Definitivamente a impunidade entrou no cotidiano das nossas relações e o desrespeito, em especial no trânsito, é marca característica desta geração de motoristas. Basta ficar por alguns minutos em qualquer esquina, em especial nas principais vias de tráfego, para constatar que o desrespeito às regras de trânsito é flagrante. Aparenta aos olhos do observador que cinco minutos a mais ou a menos poderá fazer significativa diferença a tal ponto de justificar a infração.

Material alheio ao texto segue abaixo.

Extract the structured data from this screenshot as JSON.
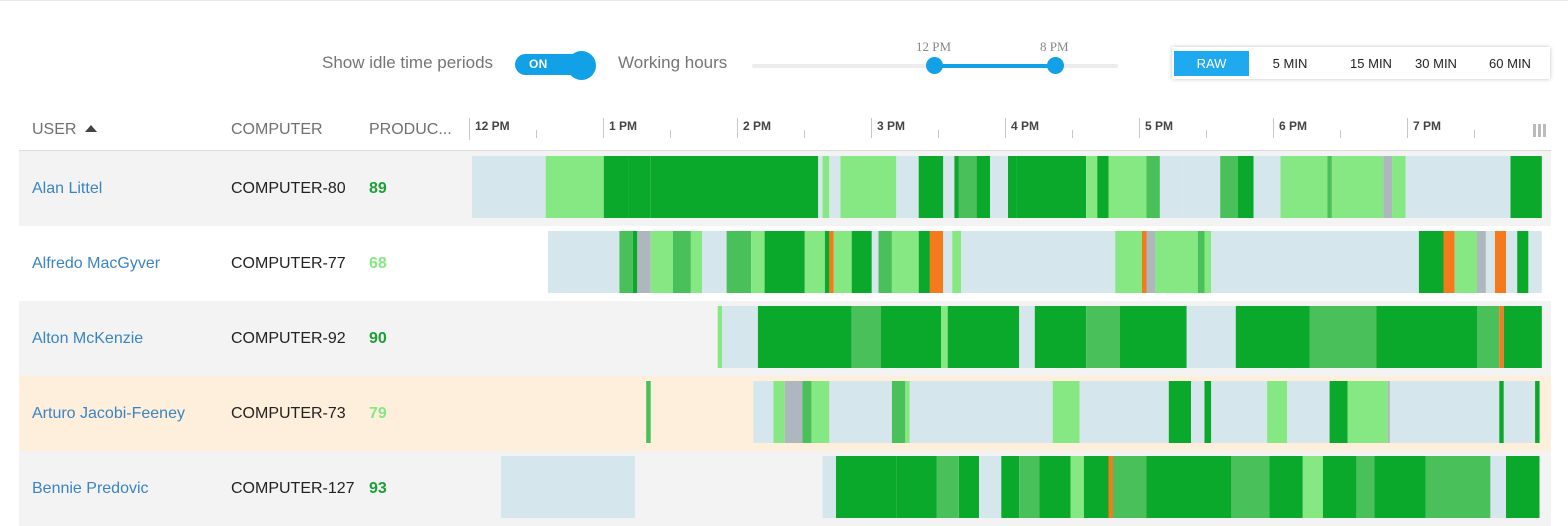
{
  "toolbar": {
    "idle_label": "Show idle time periods",
    "idle_toggle": "ON",
    "working_hours_label": "Working hours",
    "working_hours_start": "12 PM",
    "working_hours_end": "8 PM",
    "resolutions": [
      "RAW",
      "5 MIN",
      "15 MIN",
      "30 MIN",
      "60 MIN"
    ],
    "active_resolution": "RAW"
  },
  "columns": {
    "user": "USER",
    "computer": "COMPUTER",
    "productivity": "PRODUC..."
  },
  "timeline": {
    "hour_labels": [
      "12 PM",
      "1 PM",
      "2 PM",
      "3 PM",
      "4 PM",
      "5 PM",
      "6 PM",
      "7 PM"
    ]
  },
  "colors": {
    "idle": "#d6e6ed",
    "productive_dark": "#0aa82b",
    "productive_mid": "#49c05a",
    "productive_light": "#86e882",
    "neutral": "#adb7bd",
    "unproductive": "#f57a1d",
    "accent": "#12a0e6",
    "link": "#3a84c3"
  },
  "rows": [
    {
      "user": "Alan Littel",
      "computer": "COMPUTER-80",
      "productivity": "89",
      "productivity_color": "#1e9e36",
      "row_bg": "#f3f3f3",
      "segments": [
        {
          "start": "12:00 PM",
          "end": "12:33 PM",
          "type": "idle"
        },
        {
          "start": "12:33 PM",
          "end": "12:59 PM",
          "type": "light"
        },
        {
          "start": "12:59 PM",
          "end": "1:10 PM",
          "type": "dark"
        },
        {
          "start": "1:10 PM",
          "end": "1:20 PM",
          "type": "dark"
        },
        {
          "start": "1:20 PM",
          "end": "2:35 PM",
          "type": "dark"
        },
        {
          "start": "2:35 PM",
          "end": "2:37 PM",
          "type": "idle"
        },
        {
          "start": "2:37 PM",
          "end": "2:40 PM",
          "type": "light"
        },
        {
          "start": "2:40 PM",
          "end": "2:45 PM",
          "type": "idle"
        },
        {
          "start": "2:45 PM",
          "end": "3:10 PM",
          "type": "light"
        },
        {
          "start": "3:10 PM",
          "end": "3:20 PM",
          "type": "idle"
        },
        {
          "start": "3:20 PM",
          "end": "3:31 PM",
          "type": "dark"
        },
        {
          "start": "3:31 PM",
          "end": "3:36 PM",
          "type": "idle"
        },
        {
          "start": "3:36 PM",
          "end": "3:38 PM",
          "type": "dark"
        },
        {
          "start": "3:38 PM",
          "end": "3:46 PM",
          "type": "mid"
        },
        {
          "start": "3:46 PM",
          "end": "3:52 PM",
          "type": "dark"
        },
        {
          "start": "3:52 PM",
          "end": "4:00 PM",
          "type": "idle"
        },
        {
          "start": "4:00 PM",
          "end": "4:04 PM",
          "type": "dark"
        },
        {
          "start": "4:04 PM",
          "end": "4:35 PM",
          "type": "dark"
        },
        {
          "start": "4:35 PM",
          "end": "4:40 PM",
          "type": "light"
        },
        {
          "start": "4:40 PM",
          "end": "4:45 PM",
          "type": "dark"
        },
        {
          "start": "4:45 PM",
          "end": "5:02 PM",
          "type": "light"
        },
        {
          "start": "5:02 PM",
          "end": "5:08 PM",
          "type": "mid"
        },
        {
          "start": "5:08 PM",
          "end": "5:18 PM",
          "type": "idle"
        },
        {
          "start": "5:18 PM",
          "end": "5:20 PM",
          "type": "idle"
        },
        {
          "start": "5:20 PM",
          "end": "5:35 PM",
          "type": "idle"
        },
        {
          "start": "5:35 PM",
          "end": "5:43 PM",
          "type": "mid"
        },
        {
          "start": "5:43 PM",
          "end": "5:50 PM",
          "type": "dark"
        },
        {
          "start": "5:50 PM",
          "end": "6:02 PM",
          "type": "idle"
        },
        {
          "start": "6:02 PM",
          "end": "6:23 PM",
          "type": "light"
        },
        {
          "start": "6:23 PM",
          "end": "6:25 PM",
          "type": "mid"
        },
        {
          "start": "6:25 PM",
          "end": "6:48 PM",
          "type": "light"
        },
        {
          "start": "6:48 PM",
          "end": "6:52 PM",
          "type": "neutral"
        },
        {
          "start": "6:52 PM",
          "end": "6:58 PM",
          "type": "light"
        },
        {
          "start": "6:58 PM",
          "end": "7:45 PM",
          "type": "idle"
        },
        {
          "start": "7:45 PM",
          "end": "7:59 PM",
          "type": "dark"
        }
      ]
    },
    {
      "user": "Alfredo MacGyver",
      "computer": "COMPUTER-77",
      "productivity": "68",
      "productivity_color": "#86e882",
      "row_bg": "#ffffff",
      "segments": [
        {
          "start": "12:34 PM",
          "end": "1:06 PM",
          "type": "idle"
        },
        {
          "start": "1:06 PM",
          "end": "1:12 PM",
          "type": "mid"
        },
        {
          "start": "1:12 PM",
          "end": "1:14 PM",
          "type": "dark"
        },
        {
          "start": "1:14 PM",
          "end": "1:20 PM",
          "type": "neutral"
        },
        {
          "start": "1:20 PM",
          "end": "1:30 PM",
          "type": "light"
        },
        {
          "start": "1:30 PM",
          "end": "1:38 PM",
          "type": "mid"
        },
        {
          "start": "1:38 PM",
          "end": "1:43 PM",
          "type": "light"
        },
        {
          "start": "1:43 PM",
          "end": "1:54 PM",
          "type": "idle"
        },
        {
          "start": "1:54 PM",
          "end": "2:05 PM",
          "type": "mid"
        },
        {
          "start": "2:05 PM",
          "end": "2:11 PM",
          "type": "light"
        },
        {
          "start": "2:11 PM",
          "end": "2:29 PM",
          "type": "dark"
        },
        {
          "start": "2:29 PM",
          "end": "2:38 PM",
          "type": "light"
        },
        {
          "start": "2:38 PM",
          "end": "2:40 PM",
          "type": "dark"
        },
        {
          "start": "2:40 PM",
          "end": "2:42 PM",
          "type": "unproductive"
        },
        {
          "start": "2:42 PM",
          "end": "2:50 PM",
          "type": "light"
        },
        {
          "start": "2:50 PM",
          "end": "2:59 PM",
          "type": "dark"
        },
        {
          "start": "2:59 PM",
          "end": "3:02 PM",
          "type": "idle"
        },
        {
          "start": "3:02 PM",
          "end": "3:08 PM",
          "type": "mid"
        },
        {
          "start": "3:08 PM",
          "end": "3:20 PM",
          "type": "light"
        },
        {
          "start": "3:20 PM",
          "end": "3:25 PM",
          "type": "dark"
        },
        {
          "start": "3:25 PM",
          "end": "3:31 PM",
          "type": "unproductive"
        },
        {
          "start": "3:31 PM",
          "end": "3:35 PM",
          "type": "idle"
        },
        {
          "start": "3:35 PM",
          "end": "3:39 PM",
          "type": "light"
        },
        {
          "start": "3:39 PM",
          "end": "4:48 PM",
          "type": "idle"
        },
        {
          "start": "4:48 PM",
          "end": "5:00 PM",
          "type": "light"
        },
        {
          "start": "5:00 PM",
          "end": "5:02 PM",
          "type": "unproductive"
        },
        {
          "start": "5:02 PM",
          "end": "5:06 PM",
          "type": "neutral"
        },
        {
          "start": "5:06 PM",
          "end": "5:25 PM",
          "type": "light"
        },
        {
          "start": "5:25 PM",
          "end": "5:28 PM",
          "type": "mid"
        },
        {
          "start": "5:28 PM",
          "end": "5:31 PM",
          "type": "light"
        },
        {
          "start": "5:31 PM",
          "end": "7:04 PM",
          "type": "idle"
        },
        {
          "start": "7:04 PM",
          "end": "7:15 PM",
          "type": "dark"
        },
        {
          "start": "7:15 PM",
          "end": "7:20 PM",
          "type": "unproductive"
        },
        {
          "start": "7:20 PM",
          "end": "7:30 PM",
          "type": "light"
        },
        {
          "start": "7:30 PM",
          "end": "7:34 PM",
          "type": "neutral"
        },
        {
          "start": "7:34 PM",
          "end": "7:38 PM",
          "type": "idle"
        },
        {
          "start": "7:38 PM",
          "end": "7:43 PM",
          "type": "unproductive"
        },
        {
          "start": "7:43 PM",
          "end": "7:48 PM",
          "type": "idle"
        },
        {
          "start": "7:48 PM",
          "end": "7:53 PM",
          "type": "dark"
        },
        {
          "start": "7:53 PM",
          "end": "7:59 PM",
          "type": "idle"
        }
      ]
    },
    {
      "user": "Alton McKenzie",
      "computer": "COMPUTER-92",
      "productivity": "90",
      "productivity_color": "#1e9e36",
      "row_bg": "#f3f3f3",
      "segments": [
        {
          "start": "1:50 PM",
          "end": "1:52 PM",
          "type": "light"
        },
        {
          "start": "1:52 PM",
          "end": "2:08 PM",
          "type": "idle"
        },
        {
          "start": "2:08 PM",
          "end": "2:50 PM",
          "type": "dark"
        },
        {
          "start": "2:50 PM",
          "end": "3:03 PM",
          "type": "mid"
        },
        {
          "start": "3:03 PM",
          "end": "3:30 PM",
          "type": "dark"
        },
        {
          "start": "3:30 PM",
          "end": "3:33 PM",
          "type": "light"
        },
        {
          "start": "3:33 PM",
          "end": "4:05 PM",
          "type": "dark"
        },
        {
          "start": "4:05 PM",
          "end": "4:12 PM",
          "type": "idle"
        },
        {
          "start": "4:12 PM",
          "end": "4:35 PM",
          "type": "dark"
        },
        {
          "start": "4:35 PM",
          "end": "4:50 PM",
          "type": "mid"
        },
        {
          "start": "4:50 PM",
          "end": "5:20 PM",
          "type": "dark"
        },
        {
          "start": "5:20 PM",
          "end": "5:30 PM",
          "type": "idle"
        },
        {
          "start": "5:30 PM",
          "end": "5:42 PM",
          "type": "idle"
        },
        {
          "start": "5:42 PM",
          "end": "6:15 PM",
          "type": "dark"
        },
        {
          "start": "6:15 PM",
          "end": "6:45 PM",
          "type": "mid"
        },
        {
          "start": "6:45 PM",
          "end": "6:58 PM",
          "type": "dark"
        },
        {
          "start": "6:58 PM",
          "end": "7:30 PM",
          "type": "dark"
        },
        {
          "start": "7:30 PM",
          "end": "7:40 PM",
          "type": "mid"
        },
        {
          "start": "7:40 PM",
          "end": "7:42 PM",
          "type": "unproductive"
        },
        {
          "start": "7:42 PM",
          "end": "7:59 PM",
          "type": "dark"
        }
      ]
    },
    {
      "user": "Arturo Jacobi-Feeney",
      "computer": "COMPUTER-73",
      "productivity": "79",
      "productivity_color": "#86e882",
      "row_bg": "#fdefdb",
      "segments": [
        {
          "start": "1:18 PM",
          "end": "1:20 PM",
          "type": "mid"
        },
        {
          "start": "2:06 PM",
          "end": "2:15 PM",
          "type": "idle"
        },
        {
          "start": "2:15 PM",
          "end": "2:20 PM",
          "type": "light"
        },
        {
          "start": "2:20 PM",
          "end": "2:28 PM",
          "type": "neutral"
        },
        {
          "start": "2:28 PM",
          "end": "2:32 PM",
          "type": "mid"
        },
        {
          "start": "2:32 PM",
          "end": "2:40 PM",
          "type": "light"
        },
        {
          "start": "2:40 PM",
          "end": "3:08 PM",
          "type": "idle"
        },
        {
          "start": "3:08 PM",
          "end": "3:14 PM",
          "type": "mid"
        },
        {
          "start": "3:14 PM",
          "end": "3:16 PM",
          "type": "light"
        },
        {
          "start": "3:16 PM",
          "end": "4:20 PM",
          "type": "idle"
        },
        {
          "start": "4:20 PM",
          "end": "4:32 PM",
          "type": "light"
        },
        {
          "start": "4:32 PM",
          "end": "5:12 PM",
          "type": "idle"
        },
        {
          "start": "5:12 PM",
          "end": "5:22 PM",
          "type": "dark"
        },
        {
          "start": "5:22 PM",
          "end": "5:28 PM",
          "type": "idle"
        },
        {
          "start": "5:28 PM",
          "end": "5:31 PM",
          "type": "dark"
        },
        {
          "start": "5:31 PM",
          "end": "5:56 PM",
          "type": "idle"
        },
        {
          "start": "5:56 PM",
          "end": "6:05 PM",
          "type": "light"
        },
        {
          "start": "6:05 PM",
          "end": "6:24 PM",
          "type": "idle"
        },
        {
          "start": "6:24 PM",
          "end": "6:32 PM",
          "type": "dark"
        },
        {
          "start": "6:32 PM",
          "end": "6:50 PM",
          "type": "light"
        },
        {
          "start": "6:50 PM",
          "end": "6:51 PM",
          "type": "neutral"
        },
        {
          "start": "6:51 PM",
          "end": "7:40 PM",
          "type": "idle"
        },
        {
          "start": "7:40 PM",
          "end": "7:42 PM",
          "type": "dark"
        },
        {
          "start": "7:42 PM",
          "end": "7:56 PM",
          "type": "idle"
        },
        {
          "start": "7:56 PM",
          "end": "7:58 PM",
          "type": "dark"
        }
      ]
    },
    {
      "user": "Bennie Predovic",
      "computer": "COMPUTER-127",
      "productivity": "93",
      "productivity_color": "#1e9e36",
      "row_bg": "#f3f3f3",
      "segments": [
        {
          "start": "12:13 PM",
          "end": "1:13 PM",
          "type": "idle"
        },
        {
          "start": "2:37 PM",
          "end": "2:43 PM",
          "type": "idle"
        },
        {
          "start": "2:43 PM",
          "end": "3:10 PM",
          "type": "dark"
        },
        {
          "start": "3:10 PM",
          "end": "3:28 PM",
          "type": "dark"
        },
        {
          "start": "3:28 PM",
          "end": "3:38 PM",
          "type": "mid"
        },
        {
          "start": "3:38 PM",
          "end": "3:47 PM",
          "type": "dark"
        },
        {
          "start": "3:47 PM",
          "end": "3:57 PM",
          "type": "idle"
        },
        {
          "start": "3:57 PM",
          "end": "4:05 PM",
          "type": "dark"
        },
        {
          "start": "4:05 PM",
          "end": "4:14 PM",
          "type": "mid"
        },
        {
          "start": "4:14 PM",
          "end": "4:28 PM",
          "type": "dark"
        },
        {
          "start": "4:28 PM",
          "end": "4:34 PM",
          "type": "light"
        },
        {
          "start": "4:34 PM",
          "end": "4:45 PM",
          "type": "dark"
        },
        {
          "start": "4:45 PM",
          "end": "4:47 PM",
          "type": "unproductive"
        },
        {
          "start": "4:47 PM",
          "end": "5:02 PM",
          "type": "mid"
        },
        {
          "start": "5:02 PM",
          "end": "5:40 PM",
          "type": "dark"
        },
        {
          "start": "5:40 PM",
          "end": "5:57 PM",
          "type": "mid"
        },
        {
          "start": "5:57 PM",
          "end": "6:12 PM",
          "type": "dark"
        },
        {
          "start": "6:12 PM",
          "end": "6:21 PM",
          "type": "light"
        },
        {
          "start": "6:21 PM",
          "end": "6:36 PM",
          "type": "dark"
        },
        {
          "start": "6:36 PM",
          "end": "6:44 PM",
          "type": "mid"
        },
        {
          "start": "6:44 PM",
          "end": "7:07 PM",
          "type": "dark"
        },
        {
          "start": "7:07 PM",
          "end": "7:36 PM",
          "type": "mid"
        },
        {
          "start": "7:36 PM",
          "end": "7:43 PM",
          "type": "idle"
        },
        {
          "start": "7:43 PM",
          "end": "7:58 PM",
          "type": "dark"
        }
      ]
    }
  ]
}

A sinalização de trânsito parece não existir aos motoristas mais afoitos, pouco importando se nas redondezas existem pedestres, escolares, pessoas mais idosas ou se o risco de um eventual acidente poderá ocasionar uma tragédia de consequências alarmantes.
Não existe sequer preocupação com a aplicação de multas pelos agentes de trânsito, pois o pagamento não é imediato, o que, em tese, poderia sensibilizar, segundo a teoria popular, o bolso do infrator. É necessário aguardar o recebimento da notificação e, no prazo de até 30 dias, interpor o competente recurso para a dívida ter seu pagamento protelado.
Dediquei-me, dias atrás, a ficar observando a movimentação dos veículos e dos pedestres numa importante avenida e constatei que é quase comparável ao suicídio o pedestre atravessar de uma lado ao outro da avenida confiando apenas na sinalização ou na garantia de estar na faixa de segurança.
Os veículos comandados por condutores em sua neurótica batalha contra o tempo desconsideram as regras mais elementares de convivência harmoniosa com os pedestres. Procuram, de forma irresponsável, competir pela ocupação do mesmo espaço em uma verdadeira guerra insana e inglória pelas trágicas e irreparáveis consequências.
Não vislumbro, ao menos em curto prazo, nenhuma outra medida que não a aplicação de multas mais elevadas com a obrigatoriedade do imediato pagamento (para somente após ser possível a interposição de recurso) como forma de buscar a diminuição desta injusta e trágica batalha dos nossos dias que com imensa vergonha denomina-se de modernos.